M5S. Nuova tegola sul sindaco di Parma, Pizzarotti: la Procura invia avviso di garanzia con l’accusa di disastro colposo

Il sindaco di Parma, Federico Pizzarotti (M5s) è stato iscritto nel registro degli indagati della Procura della Repubblica per l’alluvione del Baganza del 13 ottobre 2014. Indagati anche il comandante della polizia municipale, Gaetano Noè, il dirigente della protezione civile regionale, Gabriele Mainetti, e di quella provinciale, Gabriele Alifraco, e l’ex responsabile del servizio tecnico di bacino, Gianfranco Larini. L’iscrizione nel registro degli indagati risale alla scorsa settimana, scrive la Gazzetta di Parma, ma non sarebbe ancora stata trasmessa alcuna informazione di garanzia agli indagati, perché finora la Procura non ha svolto atti che richiedano la presenza di un difensore. L’avviso di garanzia notificato al sindaco di Parma sarebbe nato da un esposto Pd, come quello sul Teatro Regio che, comunicato ai vertici del M5S in ritardo, ha fatto scattare la sospensione del primo cittadino dal Movimento. Pizzarotti, che stasera rientrerà dalla Cina dove si trovava in viaggio istituzionale, è stato iscritto con l’accusa di disastro colposo. In realtà, anche il ‘Movimento dei nuovi consumatori’ aveva presentato, nei mesi scorsi, una denuncia in Procura puntando il dito contro Pizzarotti, ‘reo’, a detta dell’associazione, di non aver dato l’allarme e di aver ignorato il preallarme trasmesso dalla Prefettura al Comune. Ma a muovere l’inchiesta, a quanto si apprende, sarebbe stato l’esposto dei dem, anche se è probabile che la denuncia del Movimento dei nuovi consumatori sia già sul tavolo dei pm.
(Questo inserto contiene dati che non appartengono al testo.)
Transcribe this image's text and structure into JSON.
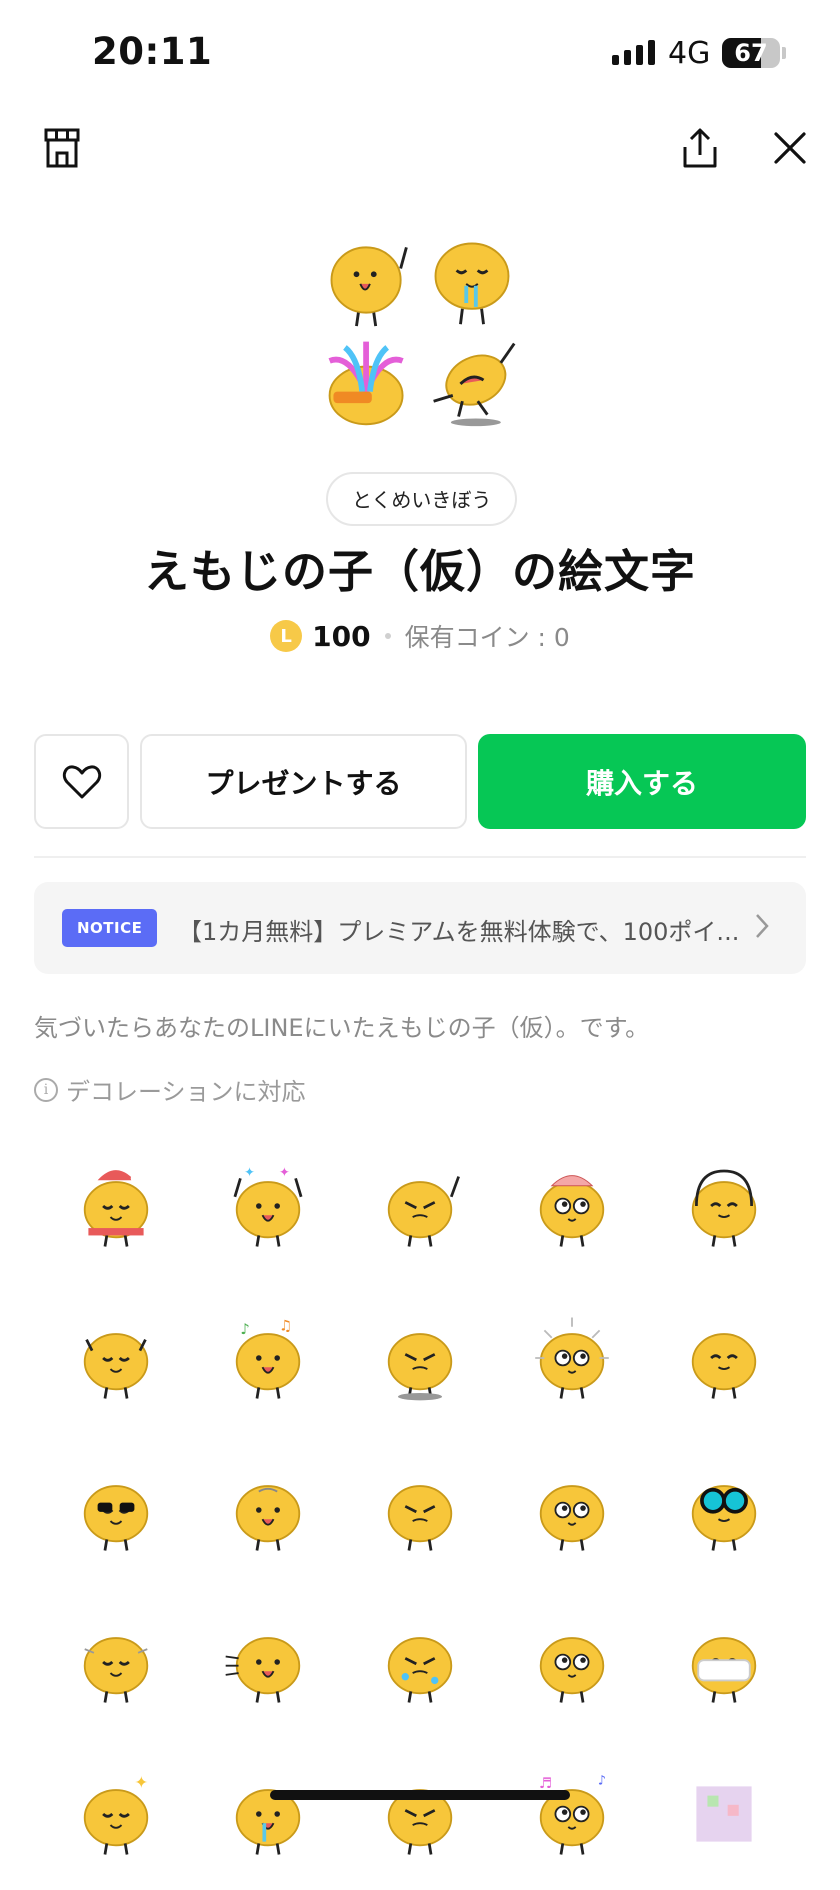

Da Parma fanno notare che i vertici della Pge finiti nel mirino della Procura sono stati ‘decapitati’ prontamente su iniziativa del primo cittadino. Non solo. Il Comune, nel mesi scorsi, ha anche avviato un’indagine interna senza attendere l’intervento della magistratura: obiettivo fare chiarezza. Ma tra Roma e Milano c’è la convinzione che Pizzarotti rischi grosso su questa vicenda. E, al di là della Pge, i rapporti sembrano ormai irrimediabilmente compromessi. Il sindaco ducale, che in queste settimane è rimasto più o meno in silenzio attendendo il primo turno delle amministrative, non è disposto a temporeggiare ulteriormente. Già domani, quando rientrerà in Comune, è pronto a far sentire la propria voce chiedendo che destino l’attenda nel Movimento, se dentro o fuori. Un atteggiamento, il suo, che rischia di indispettire ulteriormente i vertici nonché Beppe Grillo, che sull’espulsione non ha mai nutrito dubbi: avrebbe estratto il cartellino rosso sin dal principio: “è un buon sindaco? Un sindaco del Pd”, lo sferzante commento che è solito fare Grillo coi suoi, raccontano all’Adnkronos fonti M5S. La strada, dunque, sembra segnata. E l’atteggiamento del sindaco ducale, viene spiegato, non aiuta. Nei giorni scorsi ha ‘punto’ Bologna per il risultato ottenuto alle urne. “Si poteva fare di più”, ha rimarcato il sindaco. Nel mirino di Pizzarotti, Max Bugani, acerrimo nemico di sempre ma intoccabile per i vertici: non a caso nei mesi scorsi il bolognese è entrato nell’associazione Rousseau. I rapporti burrascosi tra i due sarebbero uno dei semi della discordia che ha progressivamente allontanato il sindaco di Parma da Grillo, Casaleggio e il direttorio.